Пароходные колёсные плицы шумели мерно и глуховато. Антонина уснула под этот успокоительный шум. Пробудилась она от чьего-то негромкого разговора на палубе, близ её окна. Створка деревянных жалюзи была закрыта, но сквозь косые прорези Антонина смогла различить головы беседующих. Это были доктор Пантелеев и тот военфельдшер, что отбирал раненых для эвакуации, а в Кинешме вернулся на борт «Минина». К некоторому удивлению Антонины-послушницы, беседа велась на французском языке, довольно ломаном и скверном. Военные медики никак не предполагали, что беседу их сможет понять скромная монастырская сиделка, внучка учителя и дочь ученицы пермской гимназии. А Тонин отец, Сергей Шанин, владел французским не хуже жены и тестя! Он подолгу бывал во Франции по служебным авиационным делам. Девочка свободно болтала с ним по-французски, когда зимой он наезжал к семье из Парижа, Севастополя или Одессы в глухой провинциальный Макарьев.
– Часа через полтора уже Кострома, – говорил военфельдшер врачу. – Можно будет сделать остановку и высадить лишних. Надо освободиться от балласта.

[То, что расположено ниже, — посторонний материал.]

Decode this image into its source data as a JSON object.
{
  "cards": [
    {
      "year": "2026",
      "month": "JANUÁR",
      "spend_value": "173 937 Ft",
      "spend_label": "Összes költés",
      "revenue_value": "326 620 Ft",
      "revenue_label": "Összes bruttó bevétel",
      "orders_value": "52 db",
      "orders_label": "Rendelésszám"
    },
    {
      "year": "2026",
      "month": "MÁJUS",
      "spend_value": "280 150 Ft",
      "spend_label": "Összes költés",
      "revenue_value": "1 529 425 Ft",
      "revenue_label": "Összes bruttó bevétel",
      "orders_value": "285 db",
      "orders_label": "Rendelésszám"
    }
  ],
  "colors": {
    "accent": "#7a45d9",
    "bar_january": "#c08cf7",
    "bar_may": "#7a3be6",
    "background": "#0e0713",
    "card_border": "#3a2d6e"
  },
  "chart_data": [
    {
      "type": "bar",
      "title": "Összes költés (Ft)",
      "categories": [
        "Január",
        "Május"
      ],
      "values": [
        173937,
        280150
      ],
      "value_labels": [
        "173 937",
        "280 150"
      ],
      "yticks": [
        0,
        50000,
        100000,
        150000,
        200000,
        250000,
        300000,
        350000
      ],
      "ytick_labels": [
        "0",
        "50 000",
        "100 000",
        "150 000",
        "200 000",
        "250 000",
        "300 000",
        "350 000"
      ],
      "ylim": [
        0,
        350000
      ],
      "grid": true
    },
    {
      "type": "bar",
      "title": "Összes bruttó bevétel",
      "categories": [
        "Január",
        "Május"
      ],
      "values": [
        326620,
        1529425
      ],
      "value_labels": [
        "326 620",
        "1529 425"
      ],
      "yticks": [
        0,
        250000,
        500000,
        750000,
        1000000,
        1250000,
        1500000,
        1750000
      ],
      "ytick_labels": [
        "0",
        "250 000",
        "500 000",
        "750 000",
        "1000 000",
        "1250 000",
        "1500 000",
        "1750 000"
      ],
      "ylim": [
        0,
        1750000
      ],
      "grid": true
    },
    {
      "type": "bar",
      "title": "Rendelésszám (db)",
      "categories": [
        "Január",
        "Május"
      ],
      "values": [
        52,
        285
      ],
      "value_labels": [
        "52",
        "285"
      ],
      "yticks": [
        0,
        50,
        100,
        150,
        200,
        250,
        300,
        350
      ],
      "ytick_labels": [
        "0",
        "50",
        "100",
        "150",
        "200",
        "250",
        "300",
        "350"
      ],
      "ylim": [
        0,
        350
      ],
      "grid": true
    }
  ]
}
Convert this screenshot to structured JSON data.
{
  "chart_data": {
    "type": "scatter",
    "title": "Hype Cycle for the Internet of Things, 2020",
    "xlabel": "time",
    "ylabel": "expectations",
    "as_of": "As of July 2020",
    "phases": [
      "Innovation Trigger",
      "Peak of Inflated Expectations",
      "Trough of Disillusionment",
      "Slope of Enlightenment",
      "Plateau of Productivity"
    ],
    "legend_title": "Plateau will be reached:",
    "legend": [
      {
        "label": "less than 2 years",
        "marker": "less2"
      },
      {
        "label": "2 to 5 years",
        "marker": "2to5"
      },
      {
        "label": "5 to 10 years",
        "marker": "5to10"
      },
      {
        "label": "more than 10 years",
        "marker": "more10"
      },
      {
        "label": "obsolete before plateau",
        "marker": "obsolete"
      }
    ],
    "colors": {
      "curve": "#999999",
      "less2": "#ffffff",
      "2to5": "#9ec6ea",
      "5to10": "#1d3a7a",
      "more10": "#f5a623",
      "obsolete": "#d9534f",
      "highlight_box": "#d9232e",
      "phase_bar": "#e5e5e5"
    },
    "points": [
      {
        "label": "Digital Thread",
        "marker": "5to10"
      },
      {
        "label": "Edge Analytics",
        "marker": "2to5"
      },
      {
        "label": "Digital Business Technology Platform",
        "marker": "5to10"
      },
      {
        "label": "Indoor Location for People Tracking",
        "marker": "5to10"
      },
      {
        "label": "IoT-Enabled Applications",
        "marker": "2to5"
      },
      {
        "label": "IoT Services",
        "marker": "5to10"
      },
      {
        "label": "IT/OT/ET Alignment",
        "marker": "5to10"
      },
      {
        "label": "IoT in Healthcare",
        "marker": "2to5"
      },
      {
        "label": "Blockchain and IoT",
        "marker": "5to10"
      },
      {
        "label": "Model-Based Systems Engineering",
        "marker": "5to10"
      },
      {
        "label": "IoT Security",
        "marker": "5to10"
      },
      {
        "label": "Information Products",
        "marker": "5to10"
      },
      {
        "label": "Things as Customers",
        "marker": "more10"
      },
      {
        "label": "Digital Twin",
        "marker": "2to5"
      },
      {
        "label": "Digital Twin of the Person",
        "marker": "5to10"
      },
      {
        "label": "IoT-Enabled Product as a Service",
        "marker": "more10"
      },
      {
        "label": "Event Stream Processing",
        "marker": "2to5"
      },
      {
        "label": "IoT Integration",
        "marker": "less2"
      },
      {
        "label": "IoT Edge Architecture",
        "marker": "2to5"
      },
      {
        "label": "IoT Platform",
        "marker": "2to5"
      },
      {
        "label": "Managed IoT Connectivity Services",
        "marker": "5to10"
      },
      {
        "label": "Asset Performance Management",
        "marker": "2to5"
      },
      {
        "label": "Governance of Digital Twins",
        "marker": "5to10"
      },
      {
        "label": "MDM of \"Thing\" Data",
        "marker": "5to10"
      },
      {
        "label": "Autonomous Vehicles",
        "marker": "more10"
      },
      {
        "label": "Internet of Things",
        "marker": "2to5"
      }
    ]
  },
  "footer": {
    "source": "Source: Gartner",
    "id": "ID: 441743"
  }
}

– Ну и произношеньице у вас, подпоручик! – вздохнул военврач Пантелеев. – Перед встречами с нашими французскими союзниками на севере надо вам побольше практиковаться, а то засмеют, мон ами! Остаются до начала потехи считанные дни и часы. Муравьёв в Казани определённо называл восьмое число, потому что союзники в Мурманске должны шестого получить подкрепление и высадить большой десант в Архангельске. Савинков будто бы уже полтора миллиона роздал, которые получил от Нуланса, французского дипломатического агента. Все союзные миссии теперь под рукой – в Вологде, это очень кстати. Не опоздать бы нам к началу… Как-никак, доставим неплохое пополнение. Ваш рейд по красным тылам в роли советского военфельдшера надо признать удачным… Но, как вы полагаете, много ли попало на борт ненадёжных?
– Нет, думаю, что немного. Отбор-то всюду сделан был заранее – и в Казани, и в Нижнем, и в Юрьевце, да и в Решме. Там позаботился об этом Иван Губанов. В Кинешме чуть не сорвалось – мы рисковали получить там настоящее большевистское пополнение… Ну и несколько серьёзных больных пришлось взять ради соблюдения госпитальной обстановки. На любой пристани могла быть инспекция. Результат: рыбинцы получат в нашем лице вполне боеспособную группу, когда выкинем больных ополченцев и старца с переломом.
– Знаете, подпоручик, насчёт этого старца я несколько иного мнения. Не может ли он пригодиться в качестве… Ну, некого, что ли, идейного подспорья? Для бесед с колеблющимися солдатами, вообще верующими из крестьян? Видел я недавно листовки наши. Немцы на юге отпечатали для русских мужиков: «Бей жида-большевика, морда просит кирпича». Понимаете, с такой пропагандой мы далеко не уедем, а ведь именно идейная сторона всегда у нас слабовата, в отличие от красных, чья главная сила – их идеи. Не попытаться ли поставить этого божьего старца на ноги к… началу дела?
– Что ж, попробуем подлечить для пользы службы, как говорится. Религиозное подспорье нам, конечно, нужно…
– Что представляют собой соседи Губанова? Вы их при вербовке прощупывали?
– Нет, в Решме условия вербовки исключали надёжную проверку, но прямых коммунистов там, кажется, нет. Пора Губанову потолковать с ними по душам. Пойдёмте туда!